Per distinguere un musicista talentuoso da un onesto comprimario non servono le grandi imprese. Bastano le piccole cose. Se qualcuno nutre ancora dubbi sul comparto in cui piazzare Damon Albarn, è infatti proprio da una piccola cosa, il progetto Gorillaz, che può arrivare l'indicazione decisiva. Il gruppo cartoon, nato quasi per caso nel 2001, ha presentato già motivi d'interesse nell'album omonimo: un disco capace di coniugare qualità e fruibilità con un approccio tanto leggero quanto notturno, e sempre e comunque sghembo. Trascinato al successo anche di vendite da un'abilissima strategia di marketing e da due singoli perfetti, il progetto può proseguire.

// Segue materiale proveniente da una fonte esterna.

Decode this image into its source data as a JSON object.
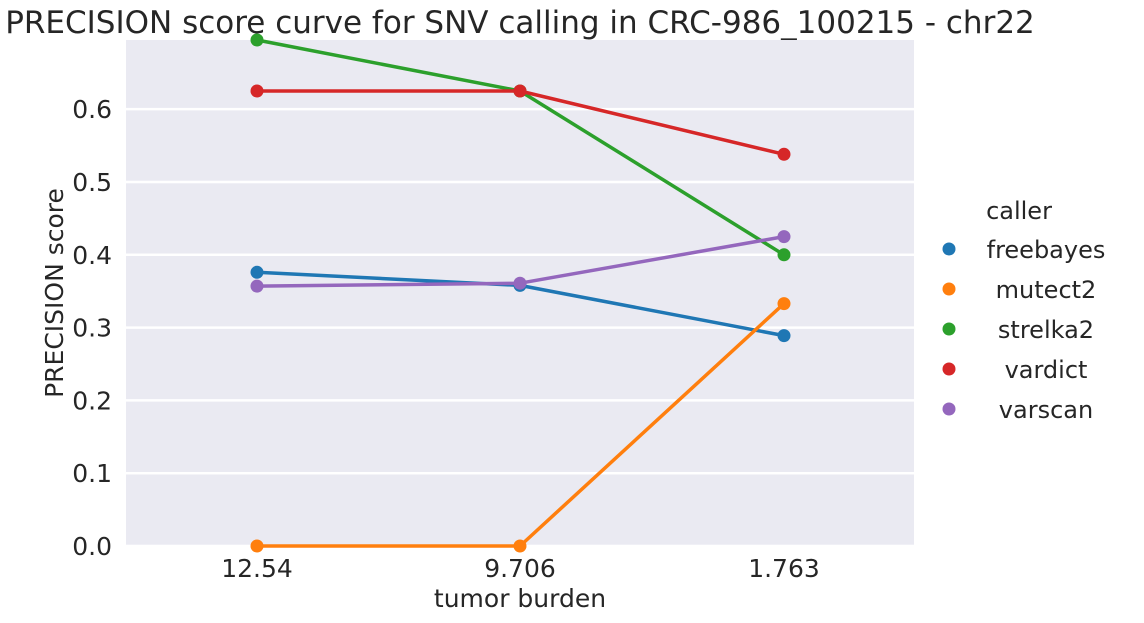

Forte di aver acquisito un bacino di utenza ampio, Albarn decide così di osare: i Gorillaz di "Demon Days" sono praticamente un altro gruppo. Se il suono del primo album era uno specchio dei tempi in cui è uscito frullando pop, hip-hop ed elettronica, quello di "Demon Days" è una dichiarata operazione revivalista con obiettivo gli anni Ottanta.
Che qualcosa sia cambiato lo si capisce subito: l'apertura (dopo una breve intro) è affidata a "Last Living Souls", praticamente un synth-pop basato su un tema classicheggiate passato prima al pianoforte e poi ai violini. A far capire che la cifra stilistica è mutata contribuisce "Dirty Harry", che inizia come funky per coro di bambini, con uso e abuso di synth, prima di essere trasportato da un intermezzo classico in un irruento rap a completare così l'operazione di taglia e cuci tra moderno e passato. L'arte di Albarn consiste nell'inventarsi, rubare, riciclare e frullare idee e suoni tirando fuori brani accattivanti, di qualità e vendibili. E ci riesce perfettamente. Testimonianza ne sono "Kids With Guns", chitarra new wave , sintetizzatori barocchi e cadenza tra l'epico e il dimesso; la pulsante "O Green World", che approda in territori glam con cori e chitarre elettriche; "Every Planet We Reach Is Dead", una melodia distesa, dal sapore antico, molestata da un piano sghembo e da un arrangiamento elettronico e "Fire Coming Out Of The Monkey's Head", immersa in un atmosfera da western urbano dove un parlato si alterna a una dolce parentesi country-folk.
Ancora meglio riescono a fare i brani più immediati: "Feel Good Inc.", scelta come primo singolo, si fregia di un basso avvolgente, rintocchi di chitarra, battito di mani, incursioni rap e melodia (sofisticata giusto quel tanto) da fine estate, a metà tra lo spensierato e il nostalgico, mentre con "Dare", affidata a una voce femminile con Albarn a fare da arrangiamento con un lamento alla Yorke, ci si tuffa in discoteca, con synth e scampanellii d'altri tempi. A chiudere il tutto (e a confermare l'eclettismo del musicista) ci pensano l'aria di "Don't Get Lost in Heaven", tra Beach Boys e musical, e il gran finale di "Demon Days", che mescola sinfonia e musica nera. Se già ci veniva da parlar bene del precedente disco del (ebbene sì, diciamolo pure apertamente) talentuoso leader dei Blur, non si può che caldeggiare a maggior ragione questa seconda prova targata Gorillaz, un lavoro sicuramente differente dall'esordio, forse meno fresco e meno immediato, ma ancor più incisivo e ispirato.